Его решимость была напускной и поверхностной, и ощущение безвыходности продолжало расти. Осознание абсолютной сексуальной и психологической несовместимости с Антониной заставило признать его не только то, что план упрочить свою общественную и личную стабильность с помощью женитьбы не удался, но напротив — оставалась опасность развала ненастоящего брака в любой момент, а это могло принести несчастье и позор его семье. История с Антониной ввергла его в состояние полной безнадежности; тем не менее он жаждал вернуться к творческой работе и привычной устойчивой жизни.
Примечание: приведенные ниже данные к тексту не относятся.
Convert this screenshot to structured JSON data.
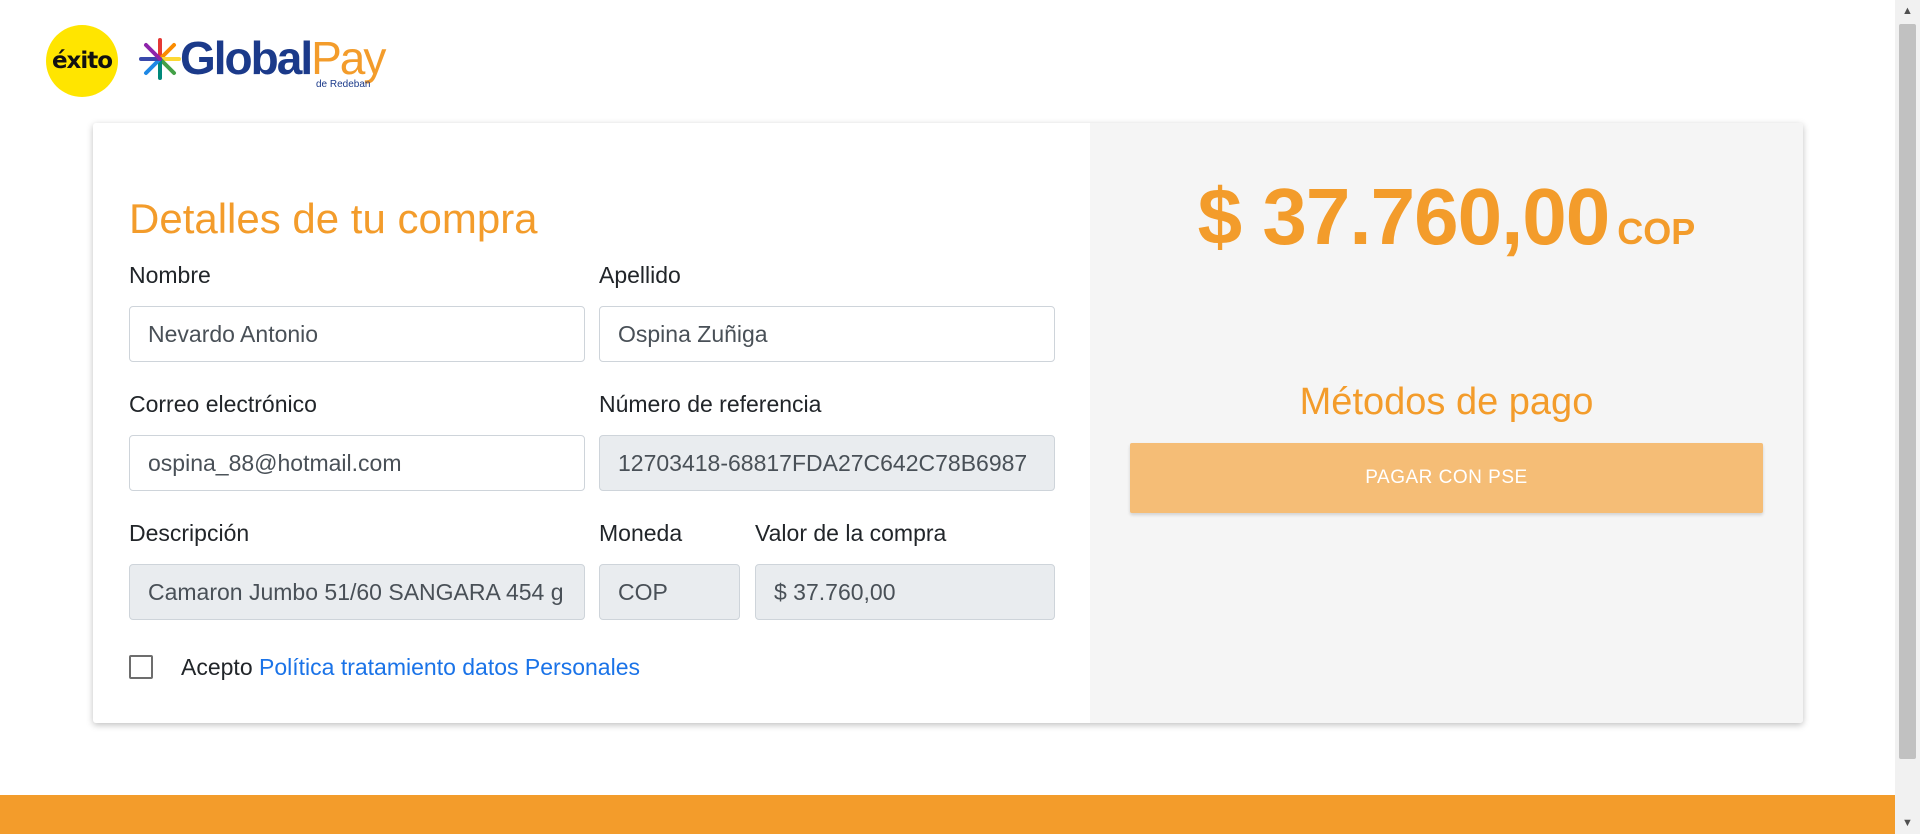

Бегством Чайковского за границу заканчивается второй — и последний — период совместной жизни супругов, продолжавшийся с 11 по 24 сентября. Обстоятельства этого побега в разных версиях и некоторых отношениях отличаются, но изложение основных событий совпадает и сомнений не вызывает. 25 октября/6 ноября композитор пишет Альбрехту из Швейцарии: «Мне очень трудно говорить о всем случившемся, и позволь мне обойти этот грустный предмет разговора. Прости меня за то, что я не мог исполнить твоего совета вытерпеть год. Помнишь? Я и двух недель не вытерпел, никто не знает все, что я выстрадал в эти две недели».
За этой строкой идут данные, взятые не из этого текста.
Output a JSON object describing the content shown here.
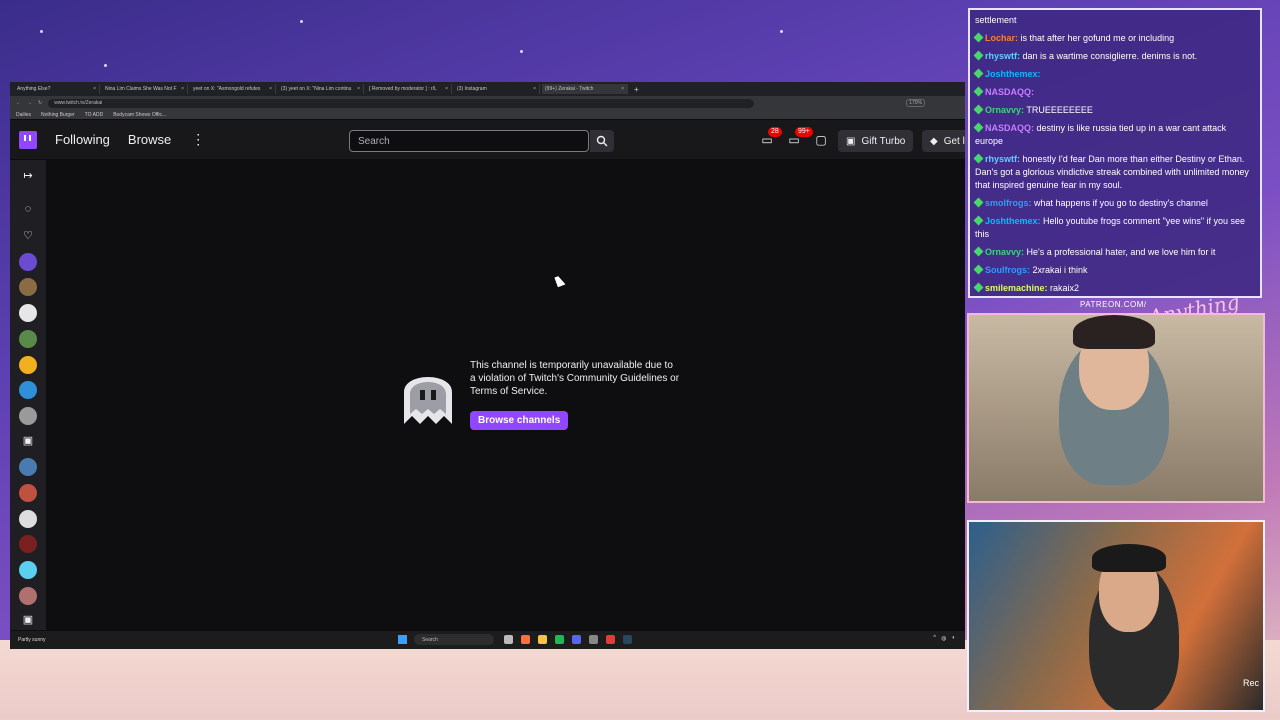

Что же именно случилось между супругами за это время? Обратим внимание на один характерный момент — яростную, бьющую через край ненависть, которой явно или скрытно преисполнены все последующие упоминания Чайковским Антонины Ивановны. Даже в те моменты, когда разумом он понимал и пытался внушить себе или другим, что она мало в чем виновата, и в приступе раскаяния брал вину на себя, ненависть к ней, смешанная с отвращением, продолжает звучать едва ли не в каждом слове. Девица Милюкова (ибо она все еще девица) в его глазах — самое мерзкое из всех вообразимых созданий природы и самое подлое человеческое существо на свете. В письмах братьям он сначала называет ее «Антонина», затем «эта дама» и «супружница», но очень скоро переходит к оскорбительным интонациям и выражениям: «известная особа», «существо женского пола, носящее мое имя», и хуже — «омерзительное творение природы», «мерзавка», «гадина», «стерва» и т. д. С маниакальной настойчивостью именует он ее чаще всего «гадиной» и никак иначе, словно это ее собственное имя, данное ей при рождении. (Любопытно замешательство, испытанное издателями по поводу этого эпитета — в начале, в ранних томах полного собрания писем композитора, они последовательно сохраняли это слово в применении к Антонине Ивановне, затем последовательно стали его купировать.)